Nunavut MLAs to vote on Tootoo’s removal from cabinet
The man called Hunter becomes the hunted
Paul Okalik and Fred Schell will seek Hunter Tootoo’s ouster as Nunavut housing minister over the $60-million fiasco at the Nunavut Housing Corp.
The two MLAs presented a motion in the assembly June 1 calling for Tootoo’s removal from cabinet. The house will vote on the motion June 3.
“It’s called accountability, minister accountability for what has transpired,” said Okalik, who represents Iqaluit West, in an interview. “We expect better of our government.”
Tootoo is in hot water over $60 million worth of cost overruns with the Nunavut Housing Trust.
The $200-million program, announced by the federal government in the 2006 budget, was meant to build 725 homes across the territory.
But last month, the Nunavut Housing Corp. revealed that each of the first 319 units built under the program cost $75,000 more than anticipated, mostly because labour costs ended up 72 per cent higher than forecast.
“When you have a $200-million trust and you go over by $60 million, that’s quite a gap,” Okalik said.
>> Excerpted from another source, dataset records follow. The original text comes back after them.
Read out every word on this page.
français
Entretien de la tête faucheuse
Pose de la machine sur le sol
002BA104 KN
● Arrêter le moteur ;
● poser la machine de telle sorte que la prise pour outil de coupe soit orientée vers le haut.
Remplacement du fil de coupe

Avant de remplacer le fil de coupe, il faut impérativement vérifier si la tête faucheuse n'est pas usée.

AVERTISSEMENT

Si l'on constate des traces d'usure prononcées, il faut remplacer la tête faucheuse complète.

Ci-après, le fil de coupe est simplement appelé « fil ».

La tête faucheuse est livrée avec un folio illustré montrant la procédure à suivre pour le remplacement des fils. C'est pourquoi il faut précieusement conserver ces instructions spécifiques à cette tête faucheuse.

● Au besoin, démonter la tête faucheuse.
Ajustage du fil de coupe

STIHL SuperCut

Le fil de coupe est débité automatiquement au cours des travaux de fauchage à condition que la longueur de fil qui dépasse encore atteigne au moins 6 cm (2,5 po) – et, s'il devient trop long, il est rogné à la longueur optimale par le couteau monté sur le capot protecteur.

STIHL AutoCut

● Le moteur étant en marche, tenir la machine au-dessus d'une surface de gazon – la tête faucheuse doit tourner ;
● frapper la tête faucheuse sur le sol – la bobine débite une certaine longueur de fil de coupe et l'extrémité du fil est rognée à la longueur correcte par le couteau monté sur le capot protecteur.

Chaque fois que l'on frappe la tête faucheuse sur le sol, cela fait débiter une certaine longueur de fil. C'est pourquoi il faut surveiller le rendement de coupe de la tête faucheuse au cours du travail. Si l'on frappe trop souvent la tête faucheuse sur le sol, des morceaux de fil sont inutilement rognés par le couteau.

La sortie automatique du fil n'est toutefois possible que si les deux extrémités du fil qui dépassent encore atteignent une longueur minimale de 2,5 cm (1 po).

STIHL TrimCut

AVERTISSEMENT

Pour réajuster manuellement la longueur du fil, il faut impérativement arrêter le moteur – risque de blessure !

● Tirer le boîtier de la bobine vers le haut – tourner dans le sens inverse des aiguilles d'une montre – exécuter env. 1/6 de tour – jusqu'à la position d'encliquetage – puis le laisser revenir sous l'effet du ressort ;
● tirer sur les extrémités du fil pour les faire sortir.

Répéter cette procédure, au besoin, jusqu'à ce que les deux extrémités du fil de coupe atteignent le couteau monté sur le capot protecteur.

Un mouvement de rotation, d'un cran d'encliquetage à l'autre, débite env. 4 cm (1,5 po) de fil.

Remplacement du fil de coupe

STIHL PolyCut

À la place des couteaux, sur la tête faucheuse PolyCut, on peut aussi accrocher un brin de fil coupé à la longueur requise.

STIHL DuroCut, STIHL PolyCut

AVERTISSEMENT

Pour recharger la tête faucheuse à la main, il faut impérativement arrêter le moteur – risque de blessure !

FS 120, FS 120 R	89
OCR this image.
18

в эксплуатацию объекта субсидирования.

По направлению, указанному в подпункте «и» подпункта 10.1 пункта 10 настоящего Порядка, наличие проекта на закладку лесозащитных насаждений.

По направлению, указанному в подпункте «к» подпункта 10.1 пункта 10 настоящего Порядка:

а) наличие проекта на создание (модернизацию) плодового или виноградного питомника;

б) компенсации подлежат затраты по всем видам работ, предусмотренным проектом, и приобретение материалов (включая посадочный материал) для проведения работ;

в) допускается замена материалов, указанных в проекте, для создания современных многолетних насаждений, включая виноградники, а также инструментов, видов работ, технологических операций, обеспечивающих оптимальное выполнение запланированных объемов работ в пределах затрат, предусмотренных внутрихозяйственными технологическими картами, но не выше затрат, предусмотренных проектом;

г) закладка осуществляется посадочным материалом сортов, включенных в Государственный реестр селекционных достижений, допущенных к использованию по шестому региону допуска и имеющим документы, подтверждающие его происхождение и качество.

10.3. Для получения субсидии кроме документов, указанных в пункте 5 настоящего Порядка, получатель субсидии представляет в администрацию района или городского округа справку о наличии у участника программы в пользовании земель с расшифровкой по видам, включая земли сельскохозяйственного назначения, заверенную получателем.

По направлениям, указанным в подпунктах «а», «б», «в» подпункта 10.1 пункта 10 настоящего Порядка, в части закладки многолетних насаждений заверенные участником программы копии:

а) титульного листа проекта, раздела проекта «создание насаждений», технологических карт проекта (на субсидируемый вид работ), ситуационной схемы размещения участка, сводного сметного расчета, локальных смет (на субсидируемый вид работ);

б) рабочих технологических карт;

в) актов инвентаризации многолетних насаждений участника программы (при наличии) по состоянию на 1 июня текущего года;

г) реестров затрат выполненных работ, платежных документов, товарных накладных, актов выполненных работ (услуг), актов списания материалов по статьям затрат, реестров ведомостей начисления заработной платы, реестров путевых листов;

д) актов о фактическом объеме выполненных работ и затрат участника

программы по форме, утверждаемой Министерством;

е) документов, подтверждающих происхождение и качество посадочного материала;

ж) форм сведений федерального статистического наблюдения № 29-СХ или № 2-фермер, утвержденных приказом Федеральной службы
“There are rules that have to be followed in our assembly where ministers who are not meeting our expectations are accountable to the assembly.”
Tootoo said he wasn’t surprised Okalik was behind the motion to remove him from cabinet. Tootoo wouldn’t say exactly why he wasn’t surprised, only that “past predicts future I guess.”
He said he was more surprised only one MLA — Schell, from South Baffin — asked about the housing trust situation during question period on the assembly’s first day back.
During ministers’ statements, finance minister Keith Peterson announced the government’s “four-point action plan” for covering the $60-million overrun.
The housing corporation will cut $18.9 million from its budget, including $11 million in capital spending. Other Government of Nunavut departments will postpone a total of $22 million in capital spending projects for one year and cut $16.8 million in spending.
The GN will also draw $2.3 million from its contingency fund.
Tootoo also announced in the house that the housing corporation has hired accounting firm Deloitte & Touche to audit its books. That audit is to be complete by the end of the summer, he said.
Tootoo acknowledged mistakes were made at the housing trust and said he had met with regular MLAs earlier in the day to talk about the situation.
Last month, Tootoo refused to put blame for the mess on the previous government, or on Peter Scott, the corporation’s former president.
“When you have something put together as quickly, at such a magnitude, as it was, in a few months… things were overlooked,” he said.
Nunavut and Ottawa worked out the trust in 2006, when Okalik was premier, and when former South Baffin MLA Olayuk Akesuk was housing minister.
The federal budget was late that year, leaving only a few months to get supplies ordered in time for that year’s sealift.
“The minister (Tootoo) assured our assembly as recently as last spring that everything was fine and the trust was fine,” Okalik said. “That’s called misleading the house.”
Last month, Schell publicly called on Tootoo to step down over the matter. In an interview May 31, before notice of the motion was given, Premier Eva Aariak didn’t directly answer when asked whether Tootoo should resign.
“We’re dealing with the issue right now, which is the most important thing,” she said. Aariak couldn’t be reached for further comment late June 1.
It wasn’t immediately clear what chance the motion has of passing the assembly.
But generally, when giving notice of a motion, MLAs seek unanimous consent to waive the two-day waiting period, allowing the motion to be debated the same day. Okalik and Schell did not seek that consent.
Okalik said that’s because he wanted “to give due process to the minister.”